ORBIL DERRIBADO
«Este bálsamo no cura cicatrices…; calla más de lo que dice, pero dice la verdad.
Este virus que no muere ni nos mata.
Este borrón de sangre y de tinta china…
con manchas de soledad.»
Entre sus muchos méritos se encontraba el venenoso aliento de tinta industrial, que intoxicaba las mentes de los incautos cuando buscaban ciencias, pericias, sabiduría, conocimientos o erudición… Otros, quizás, elíseos, nirvanas… Pero casi todos sucumbían deslumbrados ante su completa percepción de gozosos desconocimientos e ignorancias.
Él se ofrecía sólo con mentiras entretejidas con verdades ciertas. Sus seis lados eran ortogonal-geométricos, de tacto agradable, como piel de serpiente tibia nacida de trapos viejos, de vegetales antiguos y curtidos cueros. Su epidermis era de corteza; su cutis y tez, recubiertos de un tegumento que invitaba al contacto. Con su lomo, se ofrecía engañoso al incauto, mostrando el perfil más falaz, embaucador y artero. En su aparente quietud residía su mayor peligro.

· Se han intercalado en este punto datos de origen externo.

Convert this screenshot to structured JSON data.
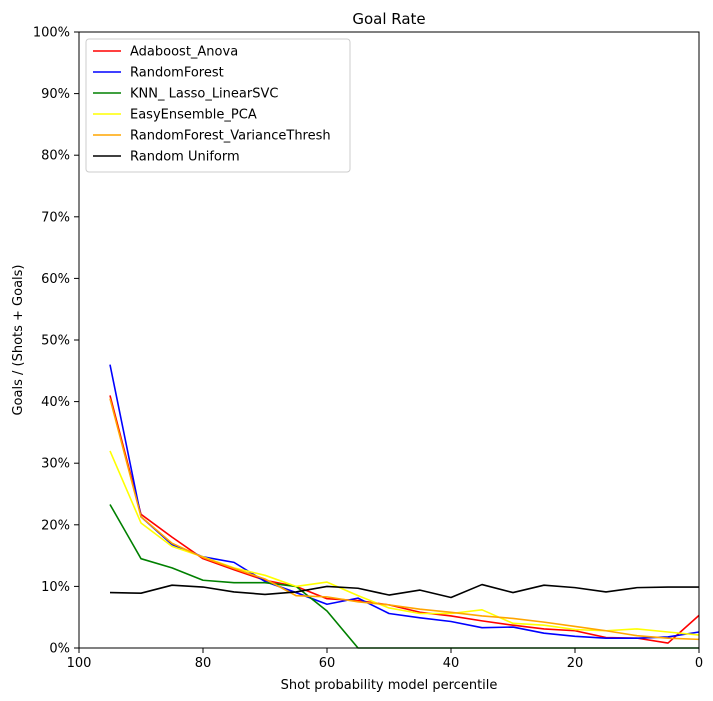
{
  "chart_data": {
    "type": "line",
    "title": "Goal Rate",
    "xlabel": "Shot probability model percentile",
    "ylabel": "Goals / (Shots + Goals)",
    "xlim": [
      100,
      0
    ],
    "ylim": [
      0,
      1
    ],
    "x_ticks": [
      {
        "value": 100,
        "label": "100"
      },
      {
        "value": 80,
        "label": "80"
      },
      {
        "value": 60,
        "label": "60"
      },
      {
        "value": 40,
        "label": "40"
      },
      {
        "value": 20,
        "label": "20"
      },
      {
        "value": 0,
        "label": "0"
      }
    ],
    "y_ticks": [
      {
        "value": 0,
        "label": "0%"
      },
      {
        "value": 0.1,
        "label": "10%"
      },
      {
        "value": 0.2,
        "label": "20%"
      },
      {
        "value": 0.3,
        "label": "30%"
      },
      {
        "value": 0.4,
        "label": "40%"
      },
      {
        "value": 0.5,
        "label": "50%"
      },
      {
        "value": 0.6,
        "label": "60%"
      },
      {
        "value": 0.7,
        "label": "70%"
      },
      {
        "value": 0.8,
        "label": "80%"
      },
      {
        "value": 0.9,
        "label": "90%"
      },
      {
        "value": 1.0,
        "label": "100%"
      }
    ],
    "grid": false,
    "legend_position": "top-left",
    "x": [
      95,
      90,
      85,
      80,
      75,
      70,
      65,
      60,
      55,
      50,
      45,
      40,
      35,
      30,
      25,
      20,
      15,
      10,
      5,
      0
    ],
    "series": [
      {
        "name": "Adaboost_Anova",
        "color": "#ff0000",
        "values": [
          0.41,
          0.217,
          0.18,
          0.145,
          0.127,
          0.11,
          0.1,
          0.08,
          0.077,
          0.07,
          0.058,
          0.052,
          0.044,
          0.037,
          0.031,
          0.028,
          0.017,
          0.016,
          0.008,
          0.053
        ]
      },
      {
        "name": "RandomForest",
        "color": "#0000ff",
        "values": [
          0.46,
          0.213,
          0.168,
          0.148,
          0.139,
          0.108,
          0.09,
          0.071,
          0.081,
          0.056,
          0.049,
          0.043,
          0.033,
          0.034,
          0.024,
          0.019,
          0.016,
          0.016,
          0.018,
          0.026
        ]
      },
      {
        "name": "KNN_ Lasso_LinearSVC",
        "color": "#008000",
        "values": [
          0.233,
          0.145,
          0.13,
          0.11,
          0.106,
          0.106,
          0.1,
          0.06,
          0.0,
          0.0,
          0.0,
          0.0,
          0.0,
          0.0,
          0.0,
          0.0,
          0.0,
          0.0,
          0.0,
          0.0
        ]
      },
      {
        "name": "EasyEnsemble_PCA",
        "color": "#ffff00",
        "values": [
          0.32,
          0.203,
          0.165,
          0.148,
          0.13,
          0.118,
          0.1,
          0.107,
          0.085,
          0.065,
          0.056,
          0.056,
          0.062,
          0.04,
          0.037,
          0.03,
          0.028,
          0.031,
          0.026,
          0.021
        ]
      },
      {
        "name": "RandomForest_VarianceThresh",
        "color": "#ffa500",
        "values": [
          0.405,
          0.213,
          0.17,
          0.147,
          0.129,
          0.112,
          0.085,
          0.083,
          0.075,
          0.07,
          0.063,
          0.058,
          0.052,
          0.048,
          0.042,
          0.035,
          0.028,
          0.02,
          0.016,
          0.014
        ]
      },
      {
        "name": "Random Uniform",
        "color": "#000000",
        "values": [
          0.09,
          0.089,
          0.102,
          0.099,
          0.091,
          0.087,
          0.091,
          0.1,
          0.097,
          0.086,
          0.094,
          0.082,
          0.103,
          0.09,
          0.102,
          0.098,
          0.091,
          0.098,
          0.099,
          0.099
        ]
      }
    ]
  }
}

Era cercano, contiguo y necesario, imprescindible, casi obligatorio. Para algunos, quizás, tan solo un accesorio, un adorno. Le gustaba estar en compañía de sus semejantes, y juntos tramaban mil batallas y artimañas para morder las entrañas del enemigo mal enamorado. Soltaba un olor de aliento interno que agradaba y seducía. Su regusto no dejaba indiferente al gusto de cada uno.
Era un monstruo y un ángel, nacido en los cráneos ajenos. Sus escamas eran hojas afiladas, por donde se deslizaban las babas del caracol y el sudor de las hormigas. Cada una se mostraba como cuchillas que laceraban los ojos y los dedos. Fue amigo del solitario que, con su compañía, nunca se encontraba solo.
Era ejemplar, excelente, singular, extraordinario; antiguo y moderno; diverso y plural. ¡Era pluscuamperfecto!